African stocks offer untapped opportunities
BOSTON — If there's a last frontier for U.S. investors, it's Africa. The world's second-most-populous continent is an afterthought for anyone looking to construct a diversified portfolio of foreign stocks.
Consider that there are just two mutual funds specializing in African stocks, compared with more than 100 focusing on Europe. About three-dozen focus on China. So much for the vast African continent and its underground wealth from oil, minerals and metals.
Another sign of Africa's low profile is the dearth of information about the stocks of its top publicly traded companies.

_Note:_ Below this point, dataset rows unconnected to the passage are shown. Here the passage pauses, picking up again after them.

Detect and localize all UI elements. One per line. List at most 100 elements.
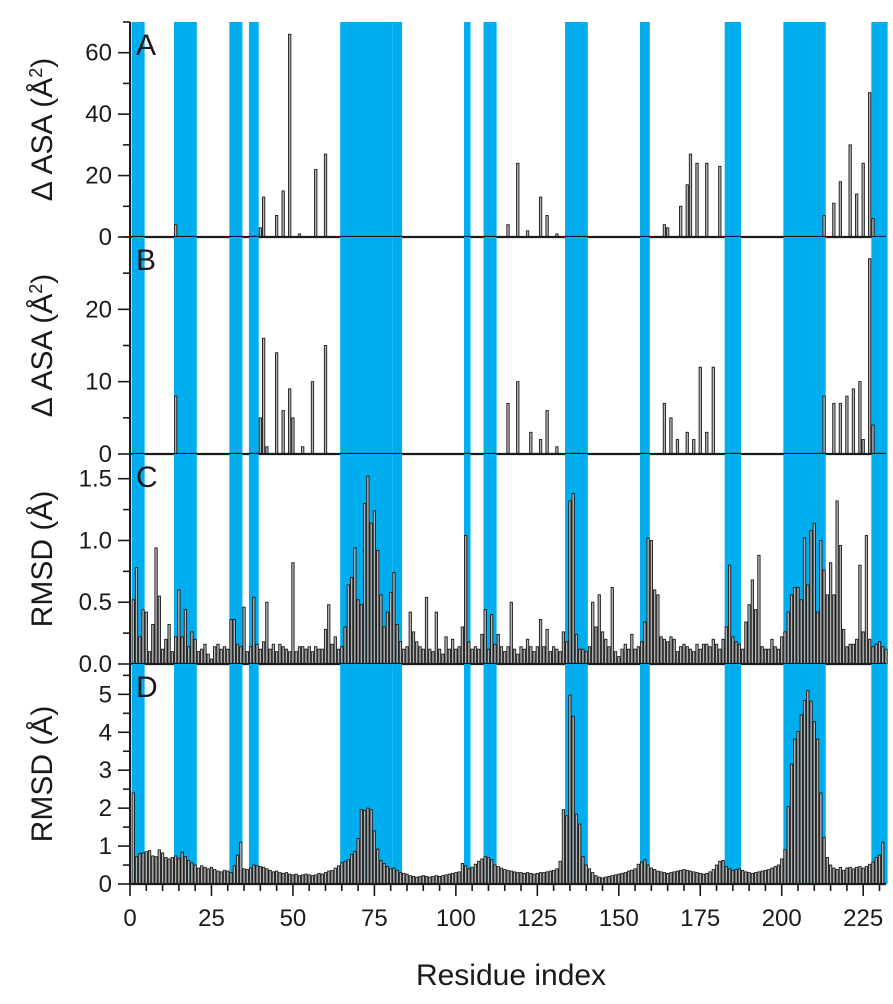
bar: [538, 872, 543, 885]
bar: [454, 648, 458, 665]
bar: [685, 431, 689, 455]
bar: [366, 475, 370, 665]
bar: [173, 855, 178, 885]
bar: [216, 870, 220, 885]
bar: [376, 848, 380, 885]
highlight-band: [871, 664, 888, 884]
bar: [512, 871, 517, 885]
bar: [561, 631, 566, 665]
bar: [740, 648, 745, 665]
bar: [157, 849, 161, 885]
bar: [688, 870, 693, 885]
highlight-band: [229, 237, 243, 454]
bar: [258, 417, 262, 455]
bar: [799, 714, 803, 885]
bar: [724, 626, 728, 665]
bar: [454, 872, 458, 885]
bar: [656, 594, 660, 665]
bar: [734, 869, 738, 885]
bar: [235, 643, 240, 665]
bar: [825, 594, 829, 665]
bar: [382, 863, 386, 885]
bar: [382, 626, 386, 665]
bar: [252, 864, 256, 885]
bar: [369, 809, 373, 885]
bar: [473, 863, 478, 885]
bar: [698, 872, 702, 885]
x-tick-label: 100: [436, 905, 476, 932]
bar: [727, 564, 732, 665]
bar: [701, 643, 706, 665]
bar: [327, 604, 331, 665]
bar: [134, 856, 139, 885]
bar: [167, 624, 171, 665]
bar: [656, 870, 660, 885]
bar: [542, 646, 546, 665]
bar: [323, 628, 328, 665]
panel-c: 0.0 0.5 1.0 1.5 C RMSD (Å): [26, 454, 888, 678]
y-tick-label: 1.5: [79, 466, 112, 493]
highlight-band: [392, 454, 403, 664]
bar: [222, 646, 227, 665]
bar: [574, 633, 579, 665]
bar: [643, 859, 647, 885]
bar: [288, 651, 292, 665]
bar: [405, 646, 409, 665]
bar: [796, 586, 800, 665]
bar: [669, 636, 673, 665]
bar: [477, 648, 481, 665]
bar: [470, 866, 474, 885]
bar: [737, 643, 741, 665]
bar: [499, 867, 504, 885]
bar: [874, 643, 878, 665]
bar: [310, 381, 315, 455]
bar: [320, 873, 324, 885]
bar: [692, 871, 696, 885]
bar: [144, 851, 148, 885]
bar: [255, 643, 259, 665]
bar: [164, 856, 168, 885]
bar: [284, 872, 289, 885]
bar: [773, 646, 777, 665]
bar: [649, 867, 654, 885]
bar: [675, 870, 680, 885]
x-tick-label: 0: [123, 905, 136, 932]
bar: [692, 651, 696, 665]
bar: [718, 648, 722, 665]
bar: [291, 874, 295, 885]
bar: [490, 614, 494, 665]
bar: [200, 865, 204, 885]
bar: [861, 162, 865, 238]
bar: [695, 162, 699, 238]
bar: [434, 875, 438, 885]
bar: [180, 851, 184, 885]
x-tick-label: 150: [599, 905, 639, 932]
bar: [170, 856, 174, 885]
x-tick-label: 50: [280, 905, 307, 932]
bar: [187, 646, 191, 665]
y-tick-label: 0.0: [79, 651, 112, 678]
bar: [434, 611, 438, 665]
bar: [763, 648, 768, 665]
bar: [848, 643, 852, 665]
bar: [385, 611, 390, 665]
bar: [705, 643, 709, 665]
bar: [881, 841, 885, 885]
bar: [675, 651, 680, 665]
bar: [216, 643, 220, 665]
bar: [770, 867, 774, 885]
bar: [522, 872, 526, 885]
bar: [480, 633, 484, 665]
bar: [666, 872, 670, 885]
bar: [304, 648, 308, 665]
bar: [799, 599, 803, 665]
bar: [170, 651, 174, 665]
bar: [828, 562, 833, 665]
highlight-band: [724, 664, 741, 884]
bar: [871, 424, 875, 455]
bar: [845, 646, 849, 665]
highlight-band: [248, 454, 259, 664]
bar: [884, 648, 888, 665]
bar: [825, 856, 829, 885]
bar: [538, 196, 543, 238]
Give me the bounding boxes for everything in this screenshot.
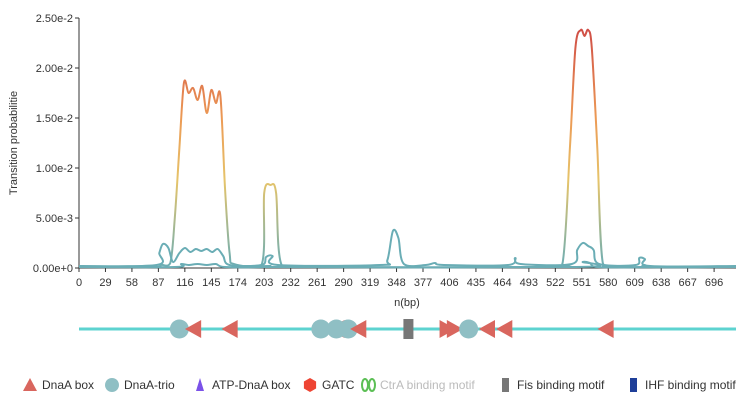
x-tick-label: 58: [126, 277, 138, 289]
legend-symbol-rect: [502, 378, 509, 392]
dnaa-trio-marker: [326, 319, 346, 339]
legend-item-atp-dnaa-box[interactable]: ATP-DnaA box: [196, 378, 290, 392]
x-tick-label: 551: [573, 277, 591, 289]
y-tick-label: 1.50e-2: [36, 113, 73, 125]
dnaa-box-marker: [597, 320, 614, 338]
x-axis-title: n(bp): [394, 297, 420, 309]
x-tick-label: 580: [599, 277, 617, 289]
sequence-track: [79, 319, 736, 339]
dnaa-trio-marker: [459, 319, 479, 339]
legend-item-gatc[interactable]: GATC: [303, 378, 355, 392]
x-tick-label: 0: [76, 277, 82, 289]
x-tick-label: 116: [176, 277, 194, 289]
x-tick-label: 87: [152, 277, 164, 289]
legend-symbol-triangle: [23, 378, 37, 391]
legend-item-ihf-binding-motif[interactable]: IHF binding motif: [630, 378, 736, 392]
y-axis-title: Transition probabilitie: [8, 91, 20, 195]
legend-label: IHF binding motif: [645, 378, 736, 392]
x-tick-label: 203: [255, 277, 273, 289]
dnaa-box-marker: [221, 320, 238, 338]
y-tick-label: 2.00e-2: [36, 63, 73, 75]
legend-symbol-triangle-small: [196, 378, 204, 391]
legend-symbol-double-leaf: [368, 378, 376, 392]
x-tick-label: 29: [99, 277, 111, 289]
x-tick-label: 609: [626, 277, 644, 289]
legend-symbol-hexagon: [303, 378, 317, 392]
x-tick-label: 232: [282, 277, 300, 289]
series-line-3: [78, 260, 737, 269]
x-tick-label: 493: [520, 277, 538, 289]
x-tick-label: 435: [467, 277, 485, 289]
fis-binding-marker: [403, 319, 414, 339]
legend-item-dnaa-trio[interactable]: DnaA-trio: [105, 378, 175, 392]
y-tick-label: 5.00e-3: [36, 213, 73, 225]
dnaa-box-marker: [446, 320, 464, 338]
x-tick-label: 406: [440, 277, 458, 289]
dnaa-box-marker: [496, 320, 513, 338]
x-tick-label: 319: [361, 277, 379, 289]
y-tick-label: 2.50e-2: [36, 13, 73, 25]
x-tick-label: 261: [308, 277, 326, 289]
y-axis: 0.00e+0 5.00e-3 1.00e-2 1.50e-2 2.00e-2 2.50e…: [33, 13, 80, 275]
legend-label: DnaA-trio: [124, 378, 175, 392]
dnaa-trio-marker: [169, 319, 189, 339]
legend-item-dnaa-box[interactable]: DnaA box: [23, 378, 94, 392]
legend-item-ctra-binding-motif[interactable]: CtrA binding motif: [361, 378, 475, 392]
x-axis: 0 29 58 87 116 145 174 203 232 261 290 319 348 377 406…: [76, 267, 736, 289]
x-tick-label: 696: [705, 277, 723, 289]
series-line-2: [78, 228, 737, 268]
dnaa-box-marker: [350, 320, 367, 338]
legend-label: Fis binding motif: [517, 378, 605, 392]
dnaa-trio-marker: [311, 319, 331, 339]
series-layer: [78, 28, 737, 269]
x-tick-label: 348: [387, 277, 405, 289]
series-line-1: [78, 28, 737, 269]
legend-label: ATP-DnaA box: [212, 378, 290, 392]
x-tick-label: 464: [493, 277, 511, 289]
legend-label: GATC: [322, 378, 355, 392]
y-tick-label: 0.00e+0: [33, 263, 73, 275]
x-tick-label: 145: [202, 277, 220, 289]
legend: DnaA box DnaA-trio ATP-DnaA box GATC CtrA bi…: [23, 378, 736, 392]
legend-item-fis-binding-motif[interactable]: Fis binding motif: [502, 378, 605, 392]
x-tick-label: 522: [546, 277, 564, 289]
dnaa-box-marker: [478, 320, 495, 338]
legend-label: DnaA box: [42, 378, 94, 392]
x-tick-label: 174: [229, 277, 247, 289]
legend-symbol-double-leaf: [361, 378, 369, 392]
y-tick-label: 1.00e-2: [36, 163, 73, 175]
legend-symbol-circle: [105, 378, 119, 392]
x-tick-label: 667: [678, 277, 696, 289]
dnaa-box-marker: [184, 320, 202, 338]
x-tick-label: 290: [334, 277, 352, 289]
x-tick-label: 377: [414, 277, 432, 289]
legend-label: CtrA binding motif: [380, 378, 475, 392]
legend-symbol-rect: [630, 378, 637, 392]
x-tick-label: 638: [652, 277, 670, 289]
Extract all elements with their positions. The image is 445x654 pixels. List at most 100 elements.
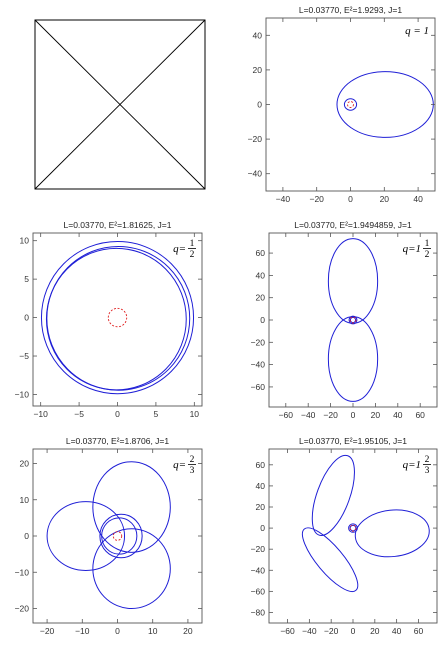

Check the business pages of a newspaper or an investing website, and it's relatively easy to find data on the performance of indexes from most foreign countries or regions. But you'll probably have to look elsewhere to find references to the few African indexes, such as the MSCI Emerging Frontier Markets Africa or the Dow Jones Africa Titans 50.
“It's probably the world's last great untapped market,” says Derrick Irwin, co-manager of the Wells Fargo Advantage Emerging Markets Equity fund (EMGAX).
In a recent interview at his Boston office, Irwin discussed the risks and rewards of investing in Africa. Here are excerpts:
Q: What are Africa's key strengths, from the standpoint of U.S. investors?
A: There's huge growth potential. The top five African economies have more than 400 million people. Across sub-Saharan Africa there are more than 425 million cellphone subscribers.
Q: As an American consumer, I don't see any African brand names on the shelves, or any visible indications that African companies have a substantial presence in the global economy. Am I missing something?
A: It's there, it's just that Americans don't see it. A lot of the trade with African countries is with other emerging markets in places like China, India and Turkey. That trade has increased about tenfold over the past decade.
Q: What advice would you offer to an investor looking for specific exposure to African stocks?
A: You can't just rely on the financial statements that companies issue. You have to understand how these businesses operate, and where the opportunities are. It's probably more important in Africa than anywhere else to spend time on the ground, kicking the tires. It takes so much due diligence if you're investing directly in Africa, rather than through a mutual fund.